- The United States dollar index has printed a cup & hand setup on the four-hour chart.
- Housing data and US PMIs indicate a slowing economy.
- Fed official has emphasized that the central bank will keep rising rates.
The United States dollar index price printed a cup & handle setup amid persistent concerns about the economy and the Fed Reserve moves. While publishing this content, DXY traded at $108.63, slightly beneath $109.30 – this month’s high. Meantime, the price hovers nearly 3.8% beyond this month’s lowest mark.
Hawkish Federal Sentiment
The DXY index maintained massive bullish trends over the last few weeks. The upsurge amplified after the Fed announced its previous financial policy meeting minutes. Meanwhile, they indicated that the panel was still worried about the surging inflation.
Precisely, they’re concerned about inflation entrenched within the economy. Also, members are worried they could have hiked retest quicker, which might trigger a hard landing. Last month’s conference occurred before the BLS (Bureau of Labor Statistics) announced the recent inflation and jobs data.
The numbers showed a tightening labor market, with the economy adding more than 528K employments in July, whereas the unemployment rate declined to 3.5%. Meantime, the declining gas charges have triggered somewhat lower inflation. The CPI (consumer price index) plunged to July’s 8.7% from June’s 9.1%.
Furthermore, Federal officials have emphasized that higher rates remain logical until sustained inflation declines.
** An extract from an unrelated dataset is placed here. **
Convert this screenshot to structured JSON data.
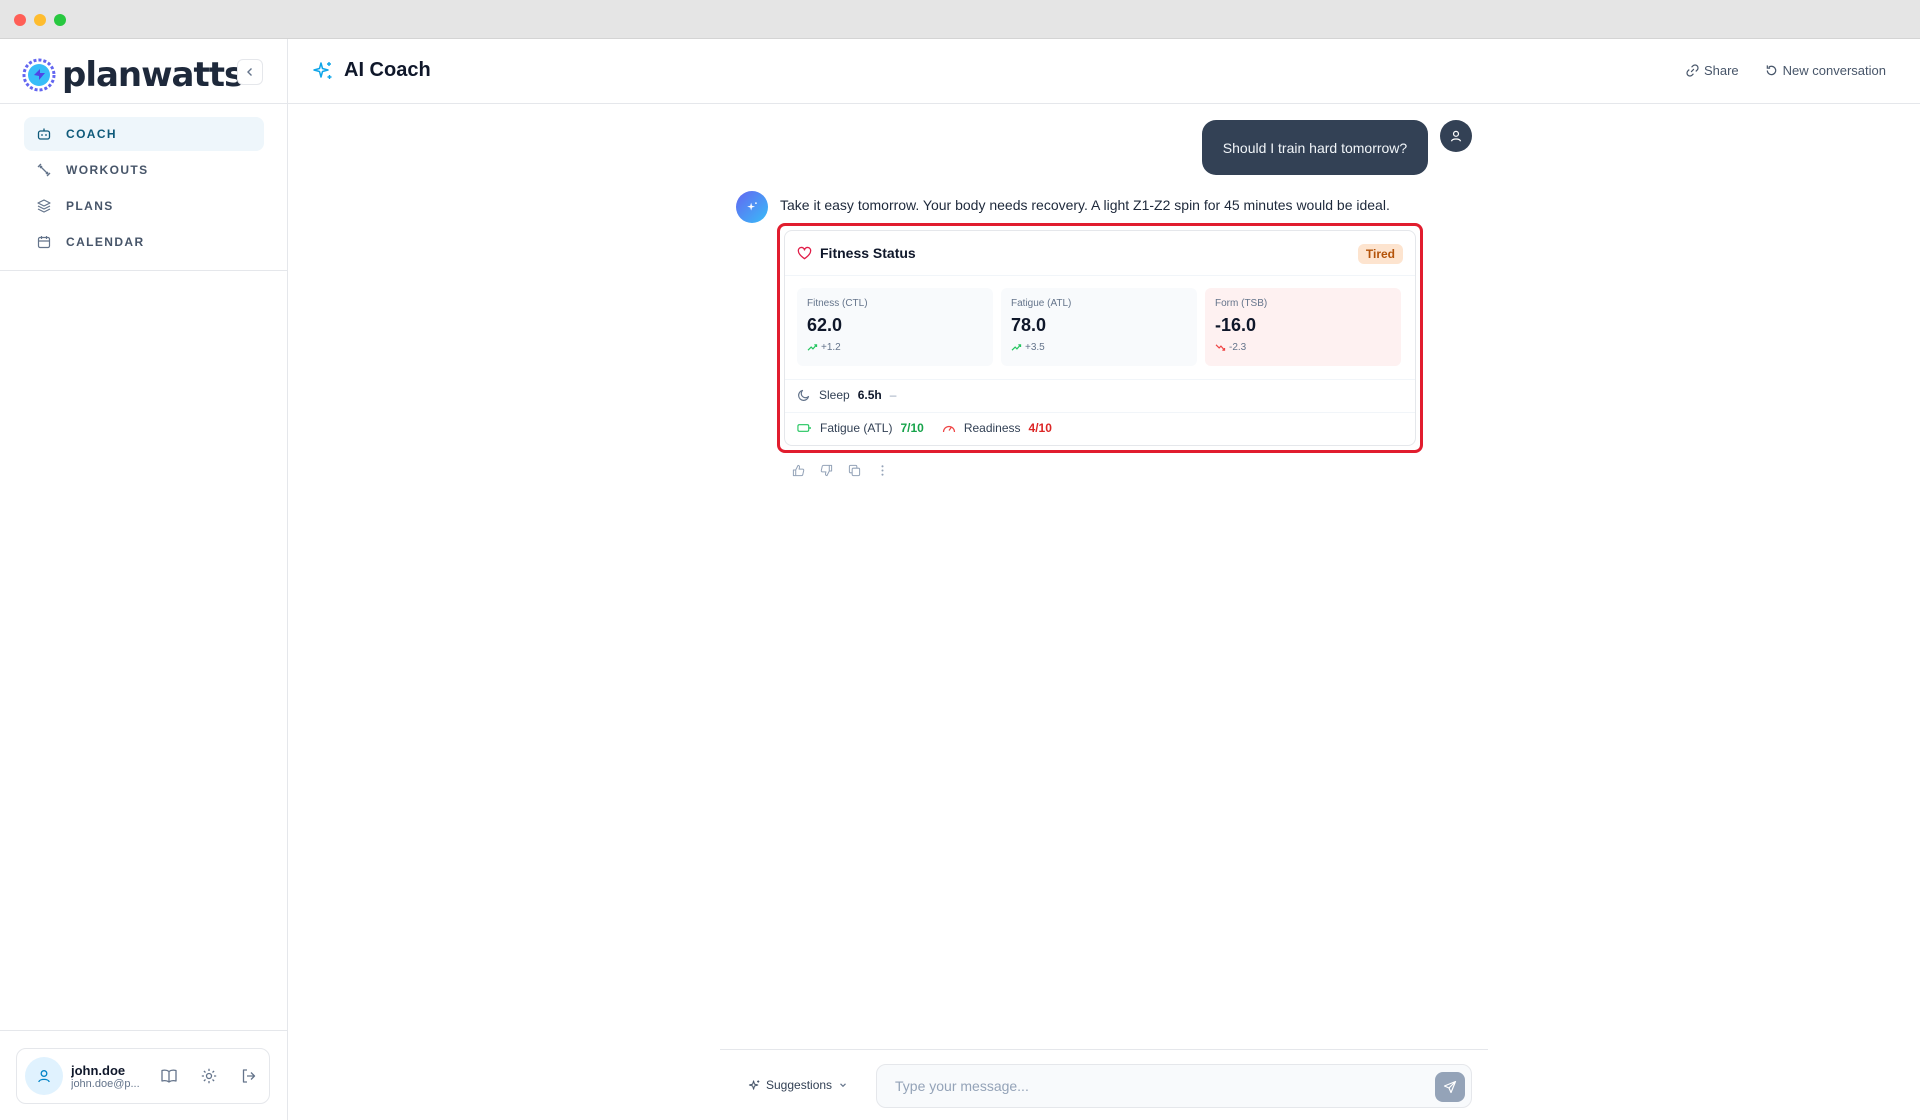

For instance, Neel Kashkari reiterated that the Federal Reserve would continue increasing rates in the upcoming weeks.
Moreover, the USD index surged as more data warns about the weakening American economy. For instance, the services PMI slumped to 44 – the lowest mark since 2020. Also, the composite PMI kept retreating.
Moreover, other stats showed that new, existing, and pending home sales plummeted drastically in July. Building permits & housing starts also declined over the month.
USD Index Prediction
According to the 4hr charts, DXY Index has maintained a massive recovery pace over the last few days. That saw it moving beyond the 25 and 50 moving averages. Also, the index created a cup & handle formation.
The RSI (Relative Strength Index) fluctuated from the 57 overbought regions. Thus, DXY might keep surging as bulls aim the resistance at $110. A move beneath $108.21 support will cancel the bullish outlook.